Sam Altman Said AI Would Kill Most Jobs. Now He Says He Was Wrong — But Is He?
For years, Sam Altman spoke about artificial intelligence and employment with the matter-of-fact confidence of someone who had already seen the future. AI would replace most jobs people do today. Entire job categories would be totally, completely gone. Those displaced would simply find new things to do. The message was consistent, repeated across interviews, congressional hearings, and conference stages — and it shaped how millions of people understood what was coming.
Then, at a banking conference in Sydney this week, Altman said he was "delighted to be wrong."
"I don't think we're going to have the kind of jobs apocalypse that some of the companies in our space advocate or talk about," he said. He admitted his intuitions about entry-level white-collar job elimination had simply been off, and offered a new framework: the human element of work, he now believes, cannot be engineered away. People genuinely care about interacting with one another. That social reality, he said, updated his entire view of what the labour market transformation would actually look like.
The reversal is striking. But the context in which it arrives is more striking still.
Three of the most powerful companies in artificial intelligence are currently preparing to ask public markets for money on a scale that requires broad confidence in AI's commercial future. One is targeting $280 billion in annual revenue by 2030, up from $25 billion today. Another is seeking a valuation approaching one trillion dollars. A third is in discussions for funding at $900 billion. At the precise moment these companies need the public, regulators, and institutional investors onside, the CEO of the most visible AI company in the world has softened his most alarming predictions.
Policy analysts have noted the shift with scepticism. Public opinion research has consistently shown that Americans feel deeply uneasy about AI, and the industry's messaging has pivoted in near-perfect alignment with that sentiment. Whether the forecasts have genuinely changed, or whether the narrative has simply been repackaged for a more commercially sensitive moment, is a question that reasonable observers are entitled to ask.
The economic data, for its part, does not yet tell a clean story either way. A recent Brookings Institution report found that rapid advances in AI capability are not automatically translating into broad economic gains or meaningful adoption. The Yale Budget Lab, tracking AI's effect on employment through March 2026, found no meaningful change in unemployment among workers in high-AI-exposure roles. Adoption, the research consistently shows, is lagging far behind the technology itself.
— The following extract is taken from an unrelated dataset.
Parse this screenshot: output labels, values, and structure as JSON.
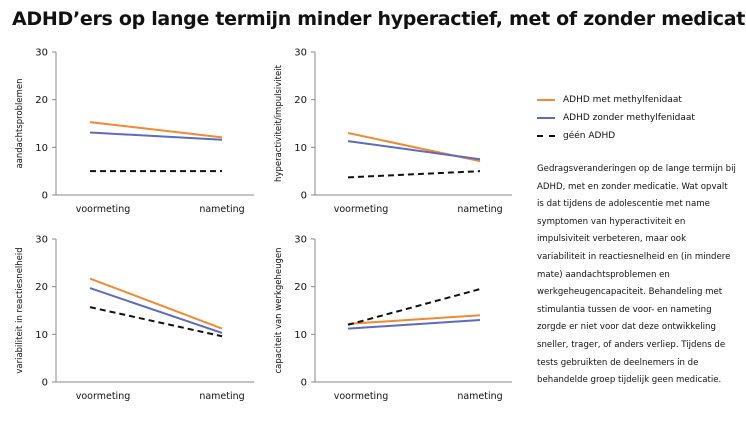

But the layoffs are real, and they are accelerating. AI has been cited as justification for nearly 50,000 job cuts in the United States through April 2026 alone. One social media giant eliminated roughly 8,000 roles — around 10% of its workforce — explicitly citing an AI-driven restructuring. A major financial software company cut 17% of its staff the same month. Across the technology sector, the pattern is consistent: AI spending goes up, headcount goes down, and the money that once funded salaries is being redirected to compute.
Not everyone in the industry is following Altman's softer line. The CEO of Anthropic has maintained that up to half of all entry-level white-collar jobs could dissolve within five years, and that unemployment could reach levels not seen in modern history. "We have a duty to be honest about what is coming," he said last year.
The truth is that no one knows with certainty what the labour market looks like in 2030. The economists disagree. The data is too early and too uneven. What is certain is that the people building this technology have significant financial incentives to shape how the rest of us think about it — and that Altman's change of tone arrives at a moment when those incentives have never been larger.